A budget impasse in Alabama is beginning to delay healthcare for children and Medicaid beneficiaries in the state.
This past spring, the state's Legislature overrode Gov. Robert Bentley's veto and appropriated $700 million to Alabama's Medicaid program. That was $85 million less than what the Republican governor had requested based on what the agency said it needed to maintain services. Bentley has called for a special session to approve a new funding measure.
Linda Lee, executive director of the Alabama Chapter of the American Academy of Pediatrics, said the patients she advocates for are already seeing longer waits after providers began to cut staff in anticipation of the cuts. As of May 2016, Alabama has enrolled 888,641, or nearly 20% of the state's population, into Medicaid and the Children's Health Insurance Program.
Residents of Alabama historically rank among the lowest in the nation in terms of some of the most pressing health conditions, including infant mortality. Any cuts to Medicaid might also jeopardize the state's efforts to change the program in ways health officials hope will improve healthcare.
"Alabama already runs the most bare-bones Medicaid program in the country," Mark Jackson, executive director of the Medical Association of the State of Alabama, said in a statement. "So to end this legislative session without an appropriate funding solution is more than heartbreaking, it's dangerous."

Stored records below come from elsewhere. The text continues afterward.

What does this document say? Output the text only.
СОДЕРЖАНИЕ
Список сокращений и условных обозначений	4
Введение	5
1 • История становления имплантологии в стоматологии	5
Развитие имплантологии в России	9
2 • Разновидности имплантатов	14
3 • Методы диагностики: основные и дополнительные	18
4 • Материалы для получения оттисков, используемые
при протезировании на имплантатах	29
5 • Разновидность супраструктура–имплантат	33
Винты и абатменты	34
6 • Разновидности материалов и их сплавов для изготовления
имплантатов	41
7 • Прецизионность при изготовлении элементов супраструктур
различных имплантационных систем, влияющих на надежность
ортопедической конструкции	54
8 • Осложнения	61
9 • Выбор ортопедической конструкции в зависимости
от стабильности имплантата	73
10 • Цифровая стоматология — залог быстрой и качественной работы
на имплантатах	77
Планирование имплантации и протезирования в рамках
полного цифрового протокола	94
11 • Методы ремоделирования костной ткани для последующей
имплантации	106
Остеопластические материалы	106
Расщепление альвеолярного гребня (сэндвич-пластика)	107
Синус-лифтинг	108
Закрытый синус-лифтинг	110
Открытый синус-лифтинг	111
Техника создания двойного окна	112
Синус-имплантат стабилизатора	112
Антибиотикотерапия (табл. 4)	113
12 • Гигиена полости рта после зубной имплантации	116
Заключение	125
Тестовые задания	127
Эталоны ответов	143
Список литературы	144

Alabama Medicaid Commissioner Stephanie Azar said the cuts may force her to limit Medicaid offerings to the bare essentials, which means dropping coverage for hospice, outpatient dialysis, prosthetics and orthotics, and medications for adults.
If Azar were to move forward with these changes, the CMS warns, it will rescind the state's recently approved 1115 waiver, which moves Alabama from the traditional fee-for-service delivery model to a managed-care model involving regional-care organizations, said Jim Carnes, policy director for Alabama Arise, a consumer advocacy organization. The state was expected to receive up to $748 million over the next five years under the waiver.
On Aug. 1, the agency ended a primary-care raise providers had received since 2013 as a way to entice more of them to take on Medicaid patients. The Affordable Care Act temporarily increased Medicaid reimbursement for primary-care services to match Medicare rates. The provision ended in 2014, but states had the option to continue it on their own.
Alabama's Medicaid agency is saving about $15 million by eliminating the raise. Providers say the move translates to a 30% cut in payment for basic care. As a result, practices already have been laying off staff. Others are expected to reduce the amount of Medicaid patients they will see. A few said they will close their doors all together.
Lee said she worries about how rural practices might be affected. "Children will see increased drive times to get care,” she said.
Danne Howard, executive vice president and chief policy officer for the Alabama Hospital Association, said she expects that will result in more patient visits to the emergency room.
Bentley called a special session to approve a referendum that would have voters weigh in on the creation of a state lottery that could bring in $225 million in annual state revenue.
But voters couldn't weigh in until the elections in November, and if it passed, revenue would not likely start coming in until fiscal 2018, Carnes said.
Numerous medical trade groups are hosting news conferences around the state every day this week to rally the state Legislature to address the budget gap.